EA、BAシステムの導入目的における「グローバル対応」に由来する回答率は、財務会計、販売管理、購買管理では12%前後、SCMでは約17%、製造実行システムの回答率は約33%、製品ライフサイクル管理は約22%、BIツールが約12%だった。IDCでは、この傾向は今後さらに強まる傾向にあり、2011年にグローバル対応を機としたEA、BAシステムの検討が引き続き拡大するものと予測している。
そのほか、今回の調査結果では、会計システムとCRM、SCM、製造管理システムの統合、連携性の強化に対するニーズが強まっていることが分かったという。企業内で、ITが投資ではなく支出(コスト)ととらえる声が強まる中、IT支出の抑制プレッシャーから、保守費用の削減や運用効率改善を目指して、分散調達してきたIT製品を集約する傾向や、スイート型のEA製品に対する注目度が高まる傾向にあるという。また、BAシステムを構成するアナリティクスアプリケーション、BIツール、データウェアハウスの統合化に関する意向は、データウェアハウスと同一ソフトウェアまたは同一ベンダーを望む企業が約72%と非常に高い結果になった。この結果は、データウェアハウス専用サーバやプリビルド型BAシステムに対するニーズが非常に高いことを反映しているとIDCでは分析する。

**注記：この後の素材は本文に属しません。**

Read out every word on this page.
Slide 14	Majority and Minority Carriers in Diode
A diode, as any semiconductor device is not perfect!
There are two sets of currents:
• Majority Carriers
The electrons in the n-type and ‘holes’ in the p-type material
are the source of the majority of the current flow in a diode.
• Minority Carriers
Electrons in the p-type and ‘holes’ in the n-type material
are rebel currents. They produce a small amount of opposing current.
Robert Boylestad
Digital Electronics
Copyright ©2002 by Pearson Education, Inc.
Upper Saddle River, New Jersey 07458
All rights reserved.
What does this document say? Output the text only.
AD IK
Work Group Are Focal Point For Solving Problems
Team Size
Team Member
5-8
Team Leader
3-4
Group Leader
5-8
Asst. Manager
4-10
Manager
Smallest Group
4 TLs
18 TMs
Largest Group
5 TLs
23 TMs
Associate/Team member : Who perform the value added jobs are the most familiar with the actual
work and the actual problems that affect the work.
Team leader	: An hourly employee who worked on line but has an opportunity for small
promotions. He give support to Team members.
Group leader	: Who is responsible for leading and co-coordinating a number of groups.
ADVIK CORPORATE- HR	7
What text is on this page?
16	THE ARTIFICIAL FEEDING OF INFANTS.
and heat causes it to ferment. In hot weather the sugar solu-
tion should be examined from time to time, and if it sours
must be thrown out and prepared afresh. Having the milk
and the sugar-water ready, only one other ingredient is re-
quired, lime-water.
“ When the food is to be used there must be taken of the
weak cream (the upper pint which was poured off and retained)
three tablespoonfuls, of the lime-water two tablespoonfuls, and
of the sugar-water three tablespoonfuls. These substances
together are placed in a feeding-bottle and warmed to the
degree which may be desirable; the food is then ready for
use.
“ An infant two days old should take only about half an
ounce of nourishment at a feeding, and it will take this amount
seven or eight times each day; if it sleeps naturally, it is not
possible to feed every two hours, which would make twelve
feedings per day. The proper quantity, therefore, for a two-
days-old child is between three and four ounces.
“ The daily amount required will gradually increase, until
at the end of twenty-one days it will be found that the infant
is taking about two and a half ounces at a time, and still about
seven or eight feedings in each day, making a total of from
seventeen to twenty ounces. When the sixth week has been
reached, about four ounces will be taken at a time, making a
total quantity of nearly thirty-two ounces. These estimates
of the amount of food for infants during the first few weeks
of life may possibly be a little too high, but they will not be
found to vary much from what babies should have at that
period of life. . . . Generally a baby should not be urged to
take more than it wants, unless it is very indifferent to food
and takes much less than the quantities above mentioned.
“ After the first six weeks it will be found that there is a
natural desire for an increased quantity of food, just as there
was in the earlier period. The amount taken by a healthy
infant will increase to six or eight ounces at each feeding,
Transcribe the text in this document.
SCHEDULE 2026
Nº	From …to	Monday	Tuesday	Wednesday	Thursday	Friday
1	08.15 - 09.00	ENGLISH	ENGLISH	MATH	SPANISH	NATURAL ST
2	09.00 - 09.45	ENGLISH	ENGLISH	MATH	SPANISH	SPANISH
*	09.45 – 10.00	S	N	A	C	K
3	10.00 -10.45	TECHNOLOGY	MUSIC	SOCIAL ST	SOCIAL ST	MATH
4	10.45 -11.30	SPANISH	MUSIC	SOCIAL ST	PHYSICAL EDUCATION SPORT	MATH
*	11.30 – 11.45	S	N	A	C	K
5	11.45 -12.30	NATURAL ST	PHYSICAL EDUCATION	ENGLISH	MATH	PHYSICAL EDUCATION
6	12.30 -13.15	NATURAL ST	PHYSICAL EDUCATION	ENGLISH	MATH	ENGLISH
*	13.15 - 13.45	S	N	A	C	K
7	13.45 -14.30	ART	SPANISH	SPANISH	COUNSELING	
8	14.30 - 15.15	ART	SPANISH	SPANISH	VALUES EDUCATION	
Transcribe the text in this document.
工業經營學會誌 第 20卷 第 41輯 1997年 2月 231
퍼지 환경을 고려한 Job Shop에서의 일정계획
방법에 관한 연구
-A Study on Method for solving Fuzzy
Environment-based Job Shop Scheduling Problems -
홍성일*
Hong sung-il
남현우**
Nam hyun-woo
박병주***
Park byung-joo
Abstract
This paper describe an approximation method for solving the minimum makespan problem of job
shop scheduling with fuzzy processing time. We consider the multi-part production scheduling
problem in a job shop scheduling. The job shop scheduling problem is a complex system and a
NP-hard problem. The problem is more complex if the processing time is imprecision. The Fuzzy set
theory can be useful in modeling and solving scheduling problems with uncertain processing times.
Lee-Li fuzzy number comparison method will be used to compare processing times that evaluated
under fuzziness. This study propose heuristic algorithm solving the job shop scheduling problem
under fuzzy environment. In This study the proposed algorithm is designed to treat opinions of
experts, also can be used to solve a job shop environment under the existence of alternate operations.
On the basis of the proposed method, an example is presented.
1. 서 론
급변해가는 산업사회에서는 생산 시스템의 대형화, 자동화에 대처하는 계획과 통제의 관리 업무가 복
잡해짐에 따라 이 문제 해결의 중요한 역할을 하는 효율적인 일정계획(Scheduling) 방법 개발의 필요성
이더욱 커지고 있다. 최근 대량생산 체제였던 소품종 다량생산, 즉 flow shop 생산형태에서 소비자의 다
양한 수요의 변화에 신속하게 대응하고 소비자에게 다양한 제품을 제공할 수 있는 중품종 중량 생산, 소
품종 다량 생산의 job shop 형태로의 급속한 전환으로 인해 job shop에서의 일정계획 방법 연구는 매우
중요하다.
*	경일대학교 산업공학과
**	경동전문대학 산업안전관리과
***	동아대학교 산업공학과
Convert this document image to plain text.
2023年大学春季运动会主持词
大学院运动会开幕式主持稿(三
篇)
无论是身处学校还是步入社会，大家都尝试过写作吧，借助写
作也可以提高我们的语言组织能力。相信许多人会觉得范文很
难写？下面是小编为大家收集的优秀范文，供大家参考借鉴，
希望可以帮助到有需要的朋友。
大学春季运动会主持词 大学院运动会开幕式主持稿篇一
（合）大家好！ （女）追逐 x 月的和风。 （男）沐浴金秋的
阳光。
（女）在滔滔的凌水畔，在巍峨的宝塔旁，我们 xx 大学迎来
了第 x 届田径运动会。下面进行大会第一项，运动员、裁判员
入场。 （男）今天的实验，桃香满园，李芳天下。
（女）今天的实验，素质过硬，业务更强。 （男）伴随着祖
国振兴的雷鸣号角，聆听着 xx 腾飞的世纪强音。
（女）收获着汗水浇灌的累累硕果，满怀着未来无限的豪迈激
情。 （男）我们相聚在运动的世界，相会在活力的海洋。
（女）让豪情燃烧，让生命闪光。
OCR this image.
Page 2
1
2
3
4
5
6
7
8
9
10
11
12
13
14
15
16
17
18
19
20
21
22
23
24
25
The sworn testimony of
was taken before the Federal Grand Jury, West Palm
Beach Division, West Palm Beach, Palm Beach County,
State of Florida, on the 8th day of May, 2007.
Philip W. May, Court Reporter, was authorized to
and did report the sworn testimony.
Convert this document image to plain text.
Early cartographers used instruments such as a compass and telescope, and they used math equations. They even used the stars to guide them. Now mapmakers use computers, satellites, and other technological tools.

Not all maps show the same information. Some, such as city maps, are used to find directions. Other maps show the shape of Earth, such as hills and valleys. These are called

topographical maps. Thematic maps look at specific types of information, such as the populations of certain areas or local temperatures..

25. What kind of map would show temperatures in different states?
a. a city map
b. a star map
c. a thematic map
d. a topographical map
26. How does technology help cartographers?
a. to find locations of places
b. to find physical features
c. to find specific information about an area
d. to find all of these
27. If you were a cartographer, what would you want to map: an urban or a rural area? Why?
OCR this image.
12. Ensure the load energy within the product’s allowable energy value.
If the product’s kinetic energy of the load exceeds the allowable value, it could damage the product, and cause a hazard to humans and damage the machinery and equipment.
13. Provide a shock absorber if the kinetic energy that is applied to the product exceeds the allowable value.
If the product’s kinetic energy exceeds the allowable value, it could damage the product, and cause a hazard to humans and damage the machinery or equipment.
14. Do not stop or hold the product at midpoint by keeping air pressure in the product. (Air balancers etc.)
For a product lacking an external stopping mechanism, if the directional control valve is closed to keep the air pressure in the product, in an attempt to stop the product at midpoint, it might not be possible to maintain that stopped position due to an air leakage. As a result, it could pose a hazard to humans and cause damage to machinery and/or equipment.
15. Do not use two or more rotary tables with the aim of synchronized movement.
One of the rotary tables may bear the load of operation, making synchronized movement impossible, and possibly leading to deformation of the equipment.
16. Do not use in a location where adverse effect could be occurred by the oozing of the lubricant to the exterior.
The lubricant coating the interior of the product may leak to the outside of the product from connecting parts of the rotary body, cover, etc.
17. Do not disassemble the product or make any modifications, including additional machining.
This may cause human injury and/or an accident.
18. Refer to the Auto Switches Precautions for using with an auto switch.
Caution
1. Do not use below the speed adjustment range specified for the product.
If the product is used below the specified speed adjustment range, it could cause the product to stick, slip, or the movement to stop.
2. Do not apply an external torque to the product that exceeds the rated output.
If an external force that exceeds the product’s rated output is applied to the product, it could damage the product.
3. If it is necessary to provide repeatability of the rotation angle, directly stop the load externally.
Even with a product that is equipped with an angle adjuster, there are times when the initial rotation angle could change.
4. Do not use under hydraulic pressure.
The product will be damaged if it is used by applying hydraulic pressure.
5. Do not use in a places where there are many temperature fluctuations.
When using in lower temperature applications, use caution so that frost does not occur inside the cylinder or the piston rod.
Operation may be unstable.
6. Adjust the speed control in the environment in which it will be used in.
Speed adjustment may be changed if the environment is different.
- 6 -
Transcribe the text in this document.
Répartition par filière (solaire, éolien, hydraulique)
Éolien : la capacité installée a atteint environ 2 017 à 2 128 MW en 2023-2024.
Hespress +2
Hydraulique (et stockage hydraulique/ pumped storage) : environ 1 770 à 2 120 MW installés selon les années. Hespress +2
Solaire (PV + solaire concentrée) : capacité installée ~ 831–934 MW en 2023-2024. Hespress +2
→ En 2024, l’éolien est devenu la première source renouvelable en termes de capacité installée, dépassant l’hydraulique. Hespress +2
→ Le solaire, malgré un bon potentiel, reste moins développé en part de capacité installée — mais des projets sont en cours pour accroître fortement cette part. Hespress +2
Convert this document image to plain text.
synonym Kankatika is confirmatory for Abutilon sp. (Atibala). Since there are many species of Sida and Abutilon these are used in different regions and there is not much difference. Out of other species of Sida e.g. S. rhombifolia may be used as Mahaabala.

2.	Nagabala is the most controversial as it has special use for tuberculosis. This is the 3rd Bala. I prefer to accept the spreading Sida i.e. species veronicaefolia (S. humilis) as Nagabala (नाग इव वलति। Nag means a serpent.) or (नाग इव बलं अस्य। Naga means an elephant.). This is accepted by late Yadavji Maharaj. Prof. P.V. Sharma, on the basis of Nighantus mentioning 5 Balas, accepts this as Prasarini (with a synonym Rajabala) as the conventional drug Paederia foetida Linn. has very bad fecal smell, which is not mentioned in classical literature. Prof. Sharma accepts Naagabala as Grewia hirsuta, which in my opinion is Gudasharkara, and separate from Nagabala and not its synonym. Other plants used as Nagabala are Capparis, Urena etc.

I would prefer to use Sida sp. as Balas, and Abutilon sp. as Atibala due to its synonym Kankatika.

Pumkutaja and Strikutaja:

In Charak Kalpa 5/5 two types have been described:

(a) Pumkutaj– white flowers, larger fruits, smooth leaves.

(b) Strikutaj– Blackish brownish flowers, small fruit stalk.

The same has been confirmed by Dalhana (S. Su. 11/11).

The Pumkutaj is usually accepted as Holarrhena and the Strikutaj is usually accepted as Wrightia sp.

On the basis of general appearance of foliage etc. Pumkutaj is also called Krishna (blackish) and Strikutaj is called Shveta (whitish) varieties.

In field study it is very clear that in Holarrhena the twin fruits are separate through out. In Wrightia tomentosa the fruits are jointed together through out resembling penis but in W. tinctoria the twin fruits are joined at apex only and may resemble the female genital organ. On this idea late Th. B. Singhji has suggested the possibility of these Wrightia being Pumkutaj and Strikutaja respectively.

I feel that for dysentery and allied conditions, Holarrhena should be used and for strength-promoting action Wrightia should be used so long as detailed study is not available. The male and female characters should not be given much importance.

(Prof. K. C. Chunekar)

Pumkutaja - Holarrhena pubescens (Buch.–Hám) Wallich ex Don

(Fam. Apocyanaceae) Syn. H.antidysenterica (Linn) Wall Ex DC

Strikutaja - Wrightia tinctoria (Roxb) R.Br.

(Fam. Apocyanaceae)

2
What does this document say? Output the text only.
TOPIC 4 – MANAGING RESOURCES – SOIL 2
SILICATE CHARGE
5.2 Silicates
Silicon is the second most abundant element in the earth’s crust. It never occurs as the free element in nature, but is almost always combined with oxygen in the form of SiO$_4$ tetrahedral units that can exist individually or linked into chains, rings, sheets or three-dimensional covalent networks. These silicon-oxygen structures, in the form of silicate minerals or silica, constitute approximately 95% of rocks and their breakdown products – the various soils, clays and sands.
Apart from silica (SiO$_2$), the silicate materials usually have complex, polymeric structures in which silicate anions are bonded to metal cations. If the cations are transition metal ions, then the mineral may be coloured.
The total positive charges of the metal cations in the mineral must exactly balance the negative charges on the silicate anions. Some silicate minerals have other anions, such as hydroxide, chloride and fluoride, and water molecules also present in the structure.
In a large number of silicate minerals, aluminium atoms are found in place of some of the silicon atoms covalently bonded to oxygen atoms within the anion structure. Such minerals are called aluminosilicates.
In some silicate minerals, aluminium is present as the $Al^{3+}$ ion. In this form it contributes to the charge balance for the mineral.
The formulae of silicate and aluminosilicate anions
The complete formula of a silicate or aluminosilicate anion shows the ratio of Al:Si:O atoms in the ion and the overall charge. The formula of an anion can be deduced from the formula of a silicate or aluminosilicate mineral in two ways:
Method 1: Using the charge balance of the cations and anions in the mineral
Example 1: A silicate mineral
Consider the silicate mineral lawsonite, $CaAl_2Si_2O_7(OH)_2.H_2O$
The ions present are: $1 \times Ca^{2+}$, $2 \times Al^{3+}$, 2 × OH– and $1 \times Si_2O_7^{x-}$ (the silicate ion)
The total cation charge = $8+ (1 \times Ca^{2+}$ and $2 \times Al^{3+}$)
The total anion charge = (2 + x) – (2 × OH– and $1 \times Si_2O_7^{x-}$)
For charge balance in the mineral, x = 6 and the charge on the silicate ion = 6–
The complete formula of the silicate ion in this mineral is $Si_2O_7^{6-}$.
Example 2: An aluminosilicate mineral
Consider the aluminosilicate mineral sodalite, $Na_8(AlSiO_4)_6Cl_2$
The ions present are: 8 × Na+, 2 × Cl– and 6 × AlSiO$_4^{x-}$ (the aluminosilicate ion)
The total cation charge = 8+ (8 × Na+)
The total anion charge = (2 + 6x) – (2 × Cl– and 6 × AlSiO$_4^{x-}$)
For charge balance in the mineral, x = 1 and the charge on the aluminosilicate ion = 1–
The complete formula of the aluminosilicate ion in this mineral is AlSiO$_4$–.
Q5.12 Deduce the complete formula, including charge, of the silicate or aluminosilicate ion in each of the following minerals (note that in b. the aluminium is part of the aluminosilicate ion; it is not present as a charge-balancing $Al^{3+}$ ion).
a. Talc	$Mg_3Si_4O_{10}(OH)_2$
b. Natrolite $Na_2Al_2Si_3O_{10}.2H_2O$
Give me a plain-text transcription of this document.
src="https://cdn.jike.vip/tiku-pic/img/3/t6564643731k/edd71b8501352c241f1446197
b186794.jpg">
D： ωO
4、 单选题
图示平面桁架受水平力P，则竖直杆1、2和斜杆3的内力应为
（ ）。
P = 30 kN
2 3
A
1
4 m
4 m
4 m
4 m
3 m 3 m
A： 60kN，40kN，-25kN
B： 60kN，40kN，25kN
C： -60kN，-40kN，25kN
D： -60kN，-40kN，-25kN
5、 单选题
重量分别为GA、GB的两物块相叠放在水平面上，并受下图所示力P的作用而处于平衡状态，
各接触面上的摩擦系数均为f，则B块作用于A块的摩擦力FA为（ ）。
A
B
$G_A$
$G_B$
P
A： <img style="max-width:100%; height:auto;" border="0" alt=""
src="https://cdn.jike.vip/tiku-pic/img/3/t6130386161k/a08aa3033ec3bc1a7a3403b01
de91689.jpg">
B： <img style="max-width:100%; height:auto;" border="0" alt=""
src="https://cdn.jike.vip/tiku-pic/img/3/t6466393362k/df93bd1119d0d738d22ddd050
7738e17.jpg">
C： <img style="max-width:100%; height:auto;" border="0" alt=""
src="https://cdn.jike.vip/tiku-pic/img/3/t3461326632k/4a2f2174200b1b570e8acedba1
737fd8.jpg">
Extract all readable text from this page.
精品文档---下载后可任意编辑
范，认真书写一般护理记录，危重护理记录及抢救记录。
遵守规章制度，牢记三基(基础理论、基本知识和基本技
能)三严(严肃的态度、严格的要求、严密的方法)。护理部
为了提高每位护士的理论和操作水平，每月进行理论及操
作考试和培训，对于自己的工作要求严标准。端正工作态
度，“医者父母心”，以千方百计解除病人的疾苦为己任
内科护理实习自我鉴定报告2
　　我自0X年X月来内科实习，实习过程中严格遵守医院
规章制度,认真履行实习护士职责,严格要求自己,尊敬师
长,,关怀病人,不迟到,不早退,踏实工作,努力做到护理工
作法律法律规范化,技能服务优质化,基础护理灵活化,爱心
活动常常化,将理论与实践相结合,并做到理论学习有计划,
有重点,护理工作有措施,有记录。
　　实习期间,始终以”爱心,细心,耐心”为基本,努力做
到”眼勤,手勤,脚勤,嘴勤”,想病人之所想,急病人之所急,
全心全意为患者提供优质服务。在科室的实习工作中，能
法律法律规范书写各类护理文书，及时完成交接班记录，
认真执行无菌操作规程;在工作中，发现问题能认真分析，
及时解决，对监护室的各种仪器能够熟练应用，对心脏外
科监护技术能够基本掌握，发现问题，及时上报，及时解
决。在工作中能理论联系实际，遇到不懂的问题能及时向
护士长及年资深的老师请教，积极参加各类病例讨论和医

IDC Japan、ソフトウェア&セキュリティグループマネージャーの赤城知子氏は、「企業経営において会計システムとCRM、SCM、製造管理システムの連携要求の強まりは、BAによって得られる分析を実行するための、柔軟なBPM(Business Process Management)に対する強いニーズが根底に介在している事を表している。製品やベンダー選定においては、保守費用の削減や調達、運用効率改善を目指し、それまで分散調達してきたITベンダーや製品を集約し、事前最適化されたスイート製品やアプライアンス製品の検討が拡大する傾向が強まっている」とコメントしている。